Before 2003 Part C plans tended to be suburban HMOs tied to major nearby teaching hospitals that cost the government the same as or even 5% less on average than it cost to cover the medical needs of a comparable beneficiary on Original Medicare. The 2003-law payment framework/bidding/rebate formulas overcompensated some Part C plan sponsors by 7 percent (2009) on average nationally compared to what Original Medicare beneficiaries cost per person on average nationally that year and as much as 5 percent (2016) less nationally in other years (see any recent year’s Medicare Trustees Report, Table II.B.1).

The 2003 payment formulas succeeded in increasing the percentage of rural and inner city poor that could take advantage of the OOP limit and lower co-pays and deductibles—as well as the coordinated medical care—associated with Part C plans. In practice however, one set of Medicare beneficiaries received more benefits than others. The MedPAC Congressional advisory group found in one year the comparative difference for “like beneficiaries” was as high as 14% and have tended to average about 2% higher. The word “like” in the previous sentence is key. MedPAC does not include all beneficiaries in its comparisons and MedPAC will not define what it means by “like” but it apparently includes people who are only on Part A, which severely skews its percentage comparisons—see January 2017 MedPAC meeting presentations. The differences caused by the 2003-law payment formulas were almost completely eliminated by PPACA and have been almost totally phased out according to the 2018 MedPAC annual report, March 2018. One remaining special-payment-formula program—designed primarily for unions wishing to sponsor a Part C plan—is being phased out beginning in 2017. In 2013 and since, on average a Part C beneficiary cost the Medicare Trust Funds 2%-5% less than a beneficiary on traditional fee for service Medicare, completely reversing the situation in 2006-2009 right after implementation of the 2003 law and restoring the capitated fee vs fee for service funding balance to its original intended parity level.

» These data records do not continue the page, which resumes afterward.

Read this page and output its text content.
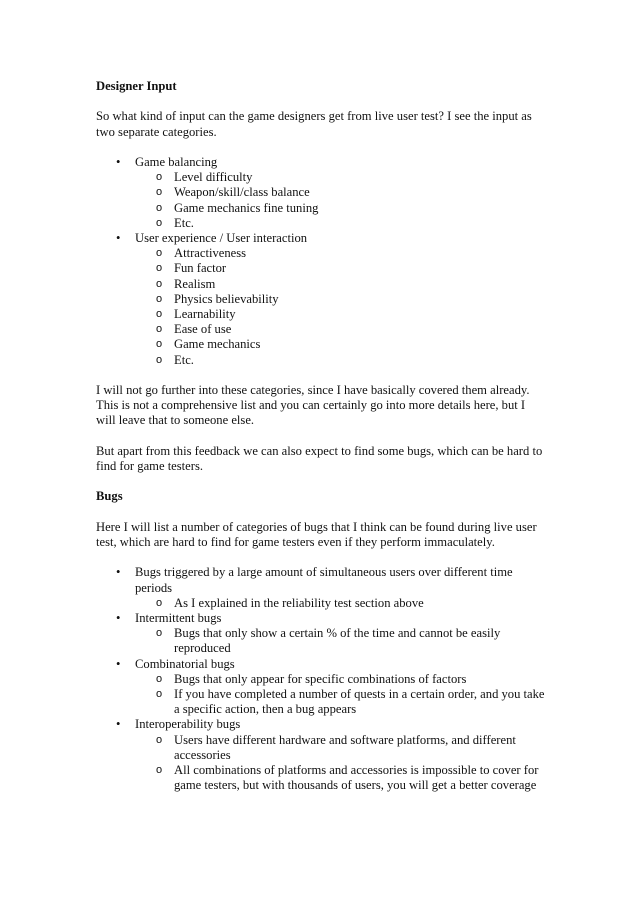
Designer Input

So what kind of input can the game designers get from live user test? I see the input as two separate categories.

• Game balancing
o Level difficulty
o Weapon/skill/class balance
o Game mechanics fine tuning
o Etc.
• User experience / User interaction
o Attractiveness
o Fun factor
o Realism
o Physics believability
o Learnability
o Ease of use
o Game mechanics
o Etc.

I will not go further into these categories, since I have basically covered them already. This is not a comprehensive list and you can certainly go into more details here, but I will leave that to someone else.

But apart from this feedback we can also expect to find some bugs, which can be hard to find for game testers.

Bugs

Here I will list a number of categories of bugs that I think can be found during live user test, which are hard to find for game testers even if they perform immaculately.

• Bugs triggered by a large amount of simultaneous users over different time periods
o As I explained in the reliability test section above
• Intermittent bugs
o Bugs that only show a certain % of the time and cannot be easily reproduced
• Combinatorial bugs
o Bugs that only appear for specific combinations of factors
o If you have completed a number of quests in a certain order, and you take a specific action, then a bug appears
• Interoperability bugs
o Users have different hardware and software platforms, and different accessories
o All combinations of platforms and accessories is impossible to cover for game testers, but with thousands of users, you will get a better coverage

The intention of both the 1997 and 2003 law was that the differences between fee for service and capitated fee beneficiaries would reach parity over time and that has mostly been achieved, given that it can never literally be achieved without a major reform of Medicare because the Part C capitated fee in one year is based on the fee for service spending the previous year.

Enrollment in public Part C health plans, including Medicare Advantage plans, grew from about 1% of total Medicare enrollment in 1997 when the law was passed (the 1% representing people on pre-law demonstration programs) to about 37% in 2019. Of course the absolute number of beneficiaries on Part C has increased even more dramatically on a percentage basis because of the large increase of people on Original Medicare since 1997. Almost all Medicare beneficiaries have access to at least two public Medicare Part C plans; most have access to three or more.